Que les indices des uns et des autres conduisent à une appréciation différente de la hausse des prix n’est pas un problème en soi : ils ne mesurent pas la même chose, il est donc normal que les résultats ne soient pas les mêmes. Là où le bât blesse, c’est que cela révèle un écart croissant entre la perception des changements dans la vie quotidienne et les statistiques officielles, qui sont censées fournir au débat démocratique une image acceptée par tous de la réalité de notre société.

La polémique récurrente autour de la progression du pouvoir d’achat est le signe d’une disparité croissante entre les Français. L’image d’une France où des " classes moyennes " relativement homogènes en termes de revenus et de modes de vie rassembleraient la grande majorité des ménages ne fonctionne plus, si elle a jamais fonctionné. En fait, on constate une inégalité croissante des situations qui fait qu’un grand nombre de ménages ne se reconnaissent plus dans les statistiques censées rendre compte des réalités vécues au quotidien.

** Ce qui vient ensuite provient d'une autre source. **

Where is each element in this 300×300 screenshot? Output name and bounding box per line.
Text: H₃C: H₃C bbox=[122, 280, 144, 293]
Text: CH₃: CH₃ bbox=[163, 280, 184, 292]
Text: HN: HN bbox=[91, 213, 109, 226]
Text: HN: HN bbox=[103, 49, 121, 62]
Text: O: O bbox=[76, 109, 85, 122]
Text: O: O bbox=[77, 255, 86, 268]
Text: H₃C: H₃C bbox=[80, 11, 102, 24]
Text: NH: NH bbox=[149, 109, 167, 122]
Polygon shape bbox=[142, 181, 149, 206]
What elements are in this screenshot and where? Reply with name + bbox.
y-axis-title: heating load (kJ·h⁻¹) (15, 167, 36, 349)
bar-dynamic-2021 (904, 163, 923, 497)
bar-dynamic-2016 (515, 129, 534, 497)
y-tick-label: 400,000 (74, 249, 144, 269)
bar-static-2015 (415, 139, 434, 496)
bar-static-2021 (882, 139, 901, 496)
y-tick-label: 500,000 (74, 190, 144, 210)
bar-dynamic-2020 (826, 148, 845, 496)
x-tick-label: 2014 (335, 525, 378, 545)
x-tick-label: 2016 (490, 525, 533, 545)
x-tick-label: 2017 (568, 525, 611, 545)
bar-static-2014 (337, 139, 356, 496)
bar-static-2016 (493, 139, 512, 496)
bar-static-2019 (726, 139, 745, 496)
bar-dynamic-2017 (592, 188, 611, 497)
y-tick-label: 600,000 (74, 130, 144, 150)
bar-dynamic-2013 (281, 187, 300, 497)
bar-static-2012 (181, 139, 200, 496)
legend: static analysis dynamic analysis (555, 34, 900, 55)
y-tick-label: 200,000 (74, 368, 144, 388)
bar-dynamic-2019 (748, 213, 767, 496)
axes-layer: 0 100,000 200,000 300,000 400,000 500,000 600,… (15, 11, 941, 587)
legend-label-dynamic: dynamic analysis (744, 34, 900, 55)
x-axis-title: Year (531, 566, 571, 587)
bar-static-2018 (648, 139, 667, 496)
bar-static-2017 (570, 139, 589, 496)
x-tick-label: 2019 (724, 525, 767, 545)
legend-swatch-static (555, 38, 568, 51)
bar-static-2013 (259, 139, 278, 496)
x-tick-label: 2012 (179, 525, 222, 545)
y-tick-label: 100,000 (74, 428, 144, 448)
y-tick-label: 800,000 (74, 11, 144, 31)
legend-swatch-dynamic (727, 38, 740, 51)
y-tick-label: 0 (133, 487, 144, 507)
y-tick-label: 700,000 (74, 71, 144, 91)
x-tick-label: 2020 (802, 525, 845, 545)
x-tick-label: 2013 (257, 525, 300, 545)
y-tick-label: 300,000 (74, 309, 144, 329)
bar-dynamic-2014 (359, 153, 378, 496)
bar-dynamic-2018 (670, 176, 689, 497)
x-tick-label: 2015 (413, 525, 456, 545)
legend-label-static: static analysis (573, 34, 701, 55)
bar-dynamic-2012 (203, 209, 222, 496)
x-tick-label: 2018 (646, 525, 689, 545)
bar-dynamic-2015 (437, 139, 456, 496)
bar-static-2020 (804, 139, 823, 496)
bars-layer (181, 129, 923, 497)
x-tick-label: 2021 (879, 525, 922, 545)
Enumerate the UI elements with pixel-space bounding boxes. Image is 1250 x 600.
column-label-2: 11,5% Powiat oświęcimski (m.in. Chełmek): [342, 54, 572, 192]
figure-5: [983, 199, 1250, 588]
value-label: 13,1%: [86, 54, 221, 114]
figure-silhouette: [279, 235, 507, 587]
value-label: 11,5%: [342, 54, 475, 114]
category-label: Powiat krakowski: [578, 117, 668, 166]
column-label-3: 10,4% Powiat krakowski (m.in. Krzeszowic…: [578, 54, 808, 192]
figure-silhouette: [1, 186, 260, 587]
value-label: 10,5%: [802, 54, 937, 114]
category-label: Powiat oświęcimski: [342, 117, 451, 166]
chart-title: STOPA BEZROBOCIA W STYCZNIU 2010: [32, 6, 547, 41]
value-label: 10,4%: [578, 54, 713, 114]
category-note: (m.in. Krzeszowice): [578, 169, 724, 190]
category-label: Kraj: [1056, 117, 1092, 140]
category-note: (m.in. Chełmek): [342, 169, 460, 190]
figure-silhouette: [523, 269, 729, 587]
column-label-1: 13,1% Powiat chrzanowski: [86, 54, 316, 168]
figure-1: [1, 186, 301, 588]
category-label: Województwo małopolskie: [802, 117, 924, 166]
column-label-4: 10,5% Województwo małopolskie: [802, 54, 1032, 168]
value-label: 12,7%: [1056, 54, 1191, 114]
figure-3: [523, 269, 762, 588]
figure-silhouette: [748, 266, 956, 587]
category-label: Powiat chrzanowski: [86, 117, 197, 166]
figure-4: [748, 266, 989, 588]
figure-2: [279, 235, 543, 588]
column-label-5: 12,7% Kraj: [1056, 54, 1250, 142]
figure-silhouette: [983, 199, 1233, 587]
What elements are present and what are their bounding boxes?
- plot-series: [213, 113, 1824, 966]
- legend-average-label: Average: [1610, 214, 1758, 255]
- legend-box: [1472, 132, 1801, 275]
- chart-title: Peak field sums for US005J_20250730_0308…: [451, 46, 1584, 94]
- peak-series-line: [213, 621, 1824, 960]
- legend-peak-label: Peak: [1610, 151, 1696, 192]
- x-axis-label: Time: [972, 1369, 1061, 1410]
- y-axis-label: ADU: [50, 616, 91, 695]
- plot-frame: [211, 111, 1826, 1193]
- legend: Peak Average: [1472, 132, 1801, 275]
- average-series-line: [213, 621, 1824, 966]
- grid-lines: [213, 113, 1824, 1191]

Ainsi, l’Insee considère que les loyers ne représentent que 6 % du budget des ménages, parce qu’il additionne l’ensemble des Français, qu’ils soient propriétaires ou locataires. Or, ces derniers (50 % des ménages) consacrent de 20 % à 25 % de leurs dépenses au paiement de leur loyer. Résultat : les conséquences de l’augmentation des loyers sur le pouvoir d’achat sont sous-estimées pour la moitié des Français. Pareil pour le poids des remboursements de crédits : ils touchent davantage les ménages qui doivent emprunter que ceux qui épargnent. Idem pour les hausses du prix de l’essence, qui touchent plus les ménages les plus pauvres, habitant généralement loin des centres villes et qui sont contraints d’utiliser leurs voitures pour aller travailler ou faire leurs courses, etc. D’une manière générale, comme le souligne le Crédoc, le ralentissement du pouvoir d’achat ces dernières années a davantage touché les jeunes de moins de 30 ans, les ouvriers, les employés, une fraction des professions intermédiaires et les chômeurs.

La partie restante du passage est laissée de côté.